Siendo El niño y la garza una película de Hayao Miyazaki, este planteamiento totalmente doméstico, si acaso traumático, pronto cede un componente fantástico. Como en Mi vecino Totoro, sobre dos niñas que se mudan al campo para estar cerca de su madre convaleciente, o El viaje de Chihiro, donde una niña se resiste a la mudanza impuesta por sus padres, la fantasía ayuda a su protagonista a enfrentar lo que acaba de pasar. A medida que Mahito se acerca a la garza, descubre que ésta puede hablar (Masaki Suda) y le tiene una propuesta tentadora, la de reunirlo con su madre.

Un día Natsuko desaparece. En su búsqueda de ella, Mahito y Kiriko (Ko Shibasaki), una de las ancianas sirvientas de la casa, llegan a una torre misteriosa en medio del bosque, donde se encuentran de nuevo con la garza, que resulta ser un travieso hombrecito que a ratos frustra y en otros ayuda a Mahito. Miyazaki ha planteado las bases para una aventura por un mundo fantástico con una meta simple. Pero a diferencia del divertido escapismo que solemos asociar con el género, particularmente de cuando se hace para niños, la fantasía de El niño y la garza está empapada de metáfora, simbolismo y riqueza psicológica.
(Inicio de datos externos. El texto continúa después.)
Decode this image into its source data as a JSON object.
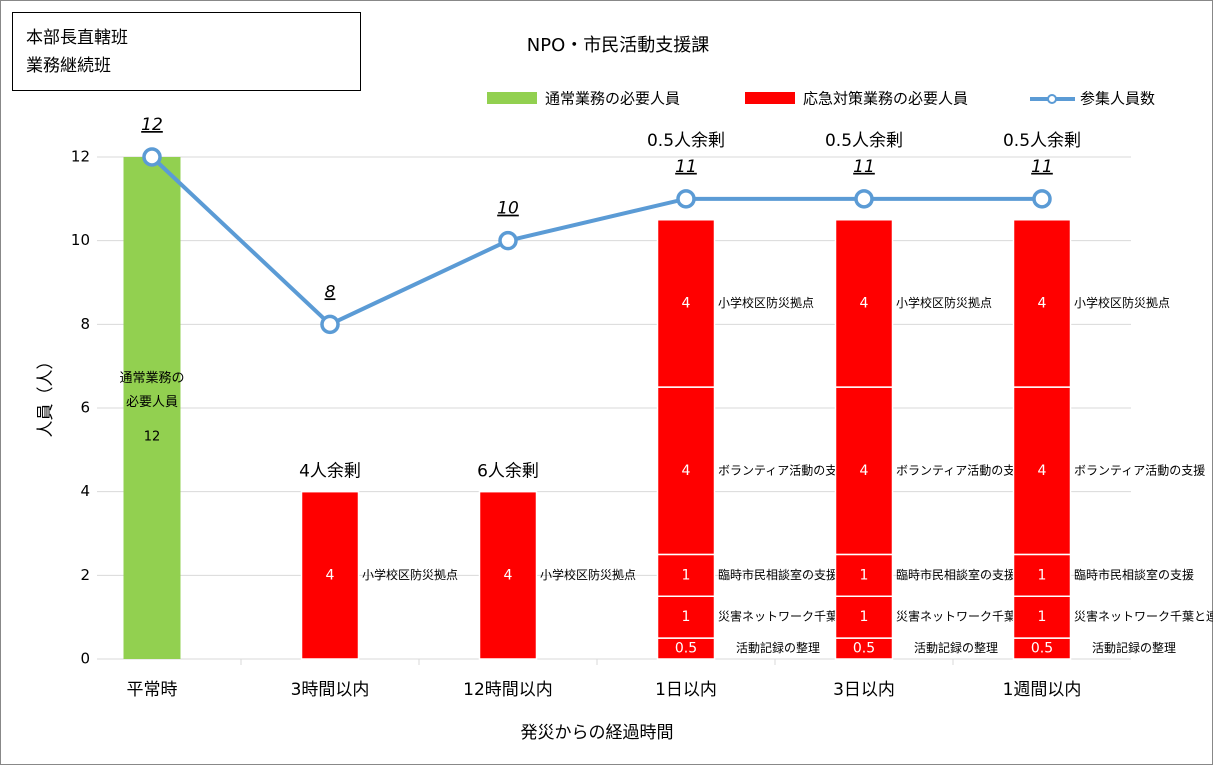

A grandes rasgos, la narrativa es clara: Mahito y la garza viajan de un rincón a otro, separándose y rencontrándose, tratando de llegar a Natsuko. Pero el significado de los eventos que pasan ha de pensarse en términos de sus paralelos. Dado que la película se resiste a establecer reglas rígidas para su mundo fantástico, nos sentimos libres de pensar de manera más abstracta y buscar conexiones con elementos del “mundo real” y las emociones de sus personajes.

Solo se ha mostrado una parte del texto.